Before the first vote is counted, plenty of bad advice for Barack Obama is arriving in a wave of clichéd punditry that, should he actually win, will only grow from now through Inauguration Day and beyond. The potential magnitude of Obama’s expected victory – and the accompanying upsurge of Democrats in both houses of Congress – is already creating a sense of panic that he and his fellow Democrats might actually try to enact the program that their party supposedly upholds.
In the Wall Street Journal, center-right Democrat Doug Schoen, former polling partner of Mark Penn, cautions Obama and the Democratic leadership in Washington against interpreting victory, even a “landslide of historic proportions,” as a mandate for progressive policies. Such a landslide would be, he acknowledges somewhat grudgingly, a massive repudiation of the Bush administration and the Republican Party. But having just dislodged the wingers from power with a blast of electoral scorn, Schoen argues, what voters will really want the Democrats to do is seek “consensus” with those same rejected figures and their discredited ideology.

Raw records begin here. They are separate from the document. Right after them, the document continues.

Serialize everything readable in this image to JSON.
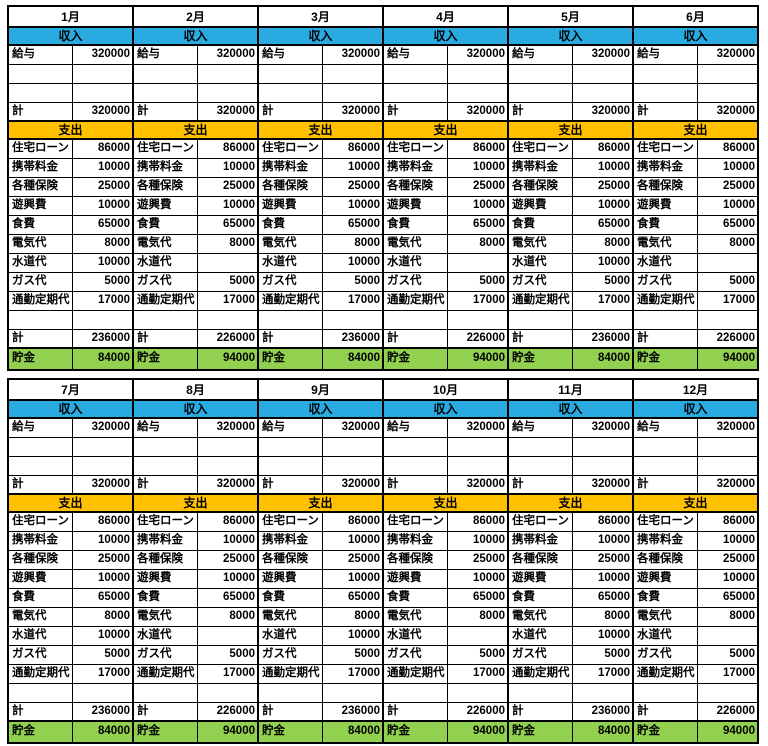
{
  "colors": {
    "income_band": "#29ABE2",
    "expense_band": "#FFC000",
    "savings_band": "#92D050",
    "grid_border": "#000000",
    "cell_background": "#FFFFFF",
    "text": "#000000"
  },
  "section_labels": {
    "income": "収入",
    "expense": "支出",
    "total": "計",
    "savings": "貯金"
  },
  "income_item_labels": [
    "給与",
    "",
    ""
  ],
  "expense_item_labels": [
    "住宅ローン",
    "携帯料金",
    "各種保険",
    "遊興費",
    "食費",
    "電気代",
    "水道代",
    "ガス代",
    "通勤定期代",
    ""
  ],
  "months": [
    {
      "name": "1月",
      "income_values": [
        "320000",
        "",
        ""
      ],
      "income_total": "320000",
      "expense_values": [
        "86000",
        "10000",
        "25000",
        "10000",
        "65000",
        "8000",
        "10000",
        "5000",
        "17000",
        ""
      ],
      "expense_total": "236000",
      "savings": "84000"
    },
    {
      "name": "2月",
      "income_values": [
        "320000",
        "",
        ""
      ],
      "income_total": "320000",
      "expense_values": [
        "86000",
        "10000",
        "25000",
        "10000",
        "65000",
        "8000",
        "",
        "5000",
        "17000",
        ""
      ],
      "expense_total": "226000",
      "savings": "94000"
    },
    {
      "name": "3月",
      "income_values": [
        "320000",
        "",
        ""
      ],
      "income_total": "320000",
      "expense_values": [
        "86000",
        "10000",
        "25000",
        "10000",
        "65000",
        "8000",
        "10000",
        "5000",
        "17000",
        ""
      ],
      "expense_total": "236000",
      "savings": "84000"
    },
    {
      "name": "4月",
      "income_values": [
        "320000",
        "",
        ""
      ],
      "income_total": "320000",
      "expense_values": [
        "86000",
        "10000",
        "25000",
        "10000",
        "65000",
        "8000",
        "",
        "5000",
        "17000",
        ""
      ],
      "expense_total": "226000",
      "savings": "94000"
    },
    {
      "name": "5月",
      "income_values": [
        "320000",
        "",
        ""
      ],
      "income_total": "320000",
      "expense_values": [
        "86000",
        "10000",
        "25000",
        "10000",
        "65000",
        "8000",
        "10000",
        "5000",
        "17000",
        ""
      ],
      "expense_total": "236000",
      "savings": "84000"
    },
    {
      "name": "6月",
      "income_values": [
        "320000",
        "",
        ""
      ],
      "income_total": "320000",
      "expense_values": [
        "86000",
        "10000",
        "25000",
        "10000",
        "65000",
        "8000",
        "",
        "5000",
        "17000",
        ""
      ],
      "expense_total": "226000",
      "savings": "94000"
    },
    {
      "name": "7月",
      "income_values": [
        "320000",
        "",
        ""
      ],
      "income_total": "320000",
      "expense_values": [
        "86000",
        "10000",
        "25000",
        "10000",
        "65000",
        "8000",
        "10000",
        "5000",
        "17000",
        ""
      ],
      "expense_total": "236000",
      "savings": "84000"
    },
    {
      "name": "8月",
      "income_values": [
        "320000",
        "",
        ""
      ],
      "income_total": "320000",
      "expense_values": [
        "86000",
        "10000",
        "25000",
        "10000",
        "65000",
        "8000",
        "",
        "5000",
        "17000",
        ""
      ],
      "expense_total": "226000",
      "savings": "94000"
    },
    {
      "name": "9月",
      "income_values": [
        "320000",
        "",
        ""
      ],
      "income_total": "320000",
      "expense_values": [
        "86000",
        "10000",
        "25000",
        "10000",
        "65000",
        "8000",
        "10000",
        "5000",
        "17000",
        ""
      ],
      "expense_total": "236000",
      "savings": "84000"
    },
    {
      "name": "10月",
      "income_values": [
        "320000",
        "",
        ""
      ],
      "income_total": "320000",
      "expense_values": [
        "86000",
        "10000",
        "25000",
        "10000",
        "65000",
        "8000",
        "",
        "5000",
        "17000",
        ""
      ],
      "expense_total": "226000",
      "savings": "94000"
    },
    {
      "name": "11月",
      "income_values": [
        "320000",
        "",
        ""
      ],
      "income_total": "320000",
      "expense_values": [
        "86000",
        "10000",
        "25000",
        "10000",
        "65000",
        "8000",
        "10000",
        "5000",
        "17000",
        ""
      ],
      "expense_total": "236000",
      "savings": "84000"
    },
    {
      "name": "12月",
      "income_values": [
        "320000",
        "",
        ""
      ],
      "income_total": "320000",
      "expense_values": [
        "86000",
        "10000",
        "25000",
        "10000",
        "65000",
        "8000",
        "",
        "5000",
        "17000",
        ""
      ],
      "expense_total": "226000",
      "savings": "94000"
    }
  ]
}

Expect more of the same from all the usual suspects (and although he will certainly not be alone, I certainly do mean David Broder, who attributes McCain’s impending defeat to poor management skills and touts the “post-partisan politics” for which we all supposedly yearn).
I wish these founts of conventional wisdom would listen to Obama’s closing argument. I wish they had paid close attention to McCain’s ranting attacks during the final weeks, too. If Obama and the Democrats win an overwhelming victory across borders of red and blue, then they will assuredly possess a mandate for the policies that the president-elect has described with great specificity in every speech since the Denver convention. Yes, they’ll have a mandate for the traditions of fairness that represent their political legacy, too—the same traditions that were so loudly and angrily mocked as “socialism” by McCain and his pit bull.
Should the Democrats return to Washington in glory, the majority of voters will expect them to uphold their commitments—and not sell out in the name of post-partisanship or any other gauzy fantasy.